I change up my money. Write down some key phrases. It’s hard to pack summer clothes that are suitable for boiling weather and also demonstrate my sense of fashion. Sun cream, insect repellent. Sunglasses. Two days before we fly, I remind Bianca to borrow the tent from her cousins; we need to air it out before we go. ‘Will do,’ she says before asking her dad to pass her the remote. She’s not listening. I text again to remind her, not wanting to sound anxious, but I definitely am.
The day before we fly, Bianca organizes another three-way call.
‘So … about the tent.’
‘What?’
‘It’s currently in the New Forest,’ Bianca says, without apologizing. Typical.
‘What? So where are we gonna sleep?’
‘Under the stars! It’s just a tent. Loosen up.’
‘Errr no,’ Aoife snaps.
‘You’ve got to be joking, Bianca; we’ll get bitten to death. Or RAPED.’

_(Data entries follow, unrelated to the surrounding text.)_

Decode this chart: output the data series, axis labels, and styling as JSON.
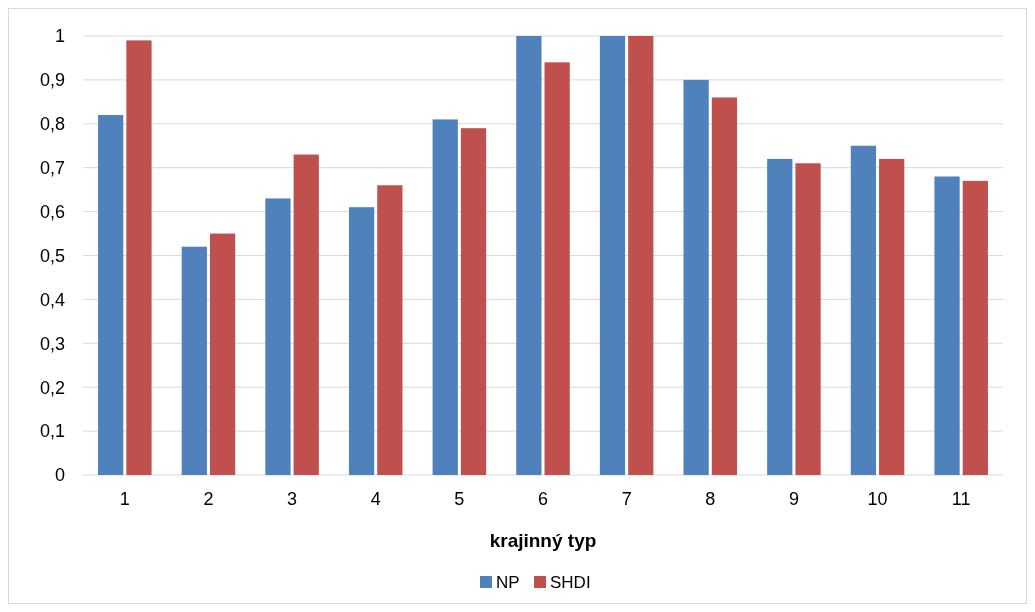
{
  "chart_data": {
    "type": "bar",
    "xlabel": "krajinný typ",
    "categories": [
      "1",
      "2",
      "3",
      "4",
      "5",
      "6",
      "7",
      "8",
      "9",
      "10",
      "11"
    ],
    "series": [
      {
        "name": "NP",
        "color": "#4f81bd",
        "values": [
          0.82,
          0.52,
          0.63,
          0.61,
          0.81,
          1,
          1,
          0.9,
          0.72,
          0.75,
          0.68
        ]
      },
      {
        "name": "SHDI",
        "color": "#c0504d",
        "values": [
          0.99,
          0.55,
          0.73,
          0.66,
          0.79,
          0.94,
          1,
          0.86,
          0.71,
          0.72,
          0.67
        ]
      }
    ],
    "ylim": [
      0,
      1
    ],
    "yticks": [
      {
        "value": 0,
        "label": "0"
      },
      {
        "value": 0.1,
        "label": "0,1"
      },
      {
        "value": 0.2,
        "label": "0,2"
      },
      {
        "value": 0.3,
        "label": "0,3"
      },
      {
        "value": 0.4,
        "label": "0,4"
      },
      {
        "value": 0.5,
        "label": "0,5"
      },
      {
        "value": 0.6,
        "label": "0,6"
      },
      {
        "value": 0.7,
        "label": "0,7"
      },
      {
        "value": 0.8,
        "label": "0,8"
      },
      {
        "value": 0.9,
        "label": "0,9"
      },
      {
        "value": 1,
        "label": "1"
      }
    ],
    "grid": "y",
    "legend": "bottom"
  }
}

‘Ella’s right. I fucking hate rapists. Why can’t men just leave us alone? Let us sleep, man.’
I don’t really understand how the added millimetre shield made of polyester, nylon and a zip is going to act as a rape preventative, but I’ve got enough to worry about already before catastrophizing. Why didn’t she sort the tent before now?
‘Well, I know we don’t have one,’ I say. One of the only things my parents do still have in common is that they both hate camping.
‘Ugh, I think we have one,’ Aoife offers. ‘But it’s a hundred years old and weighs a ton; it really is a last resort.’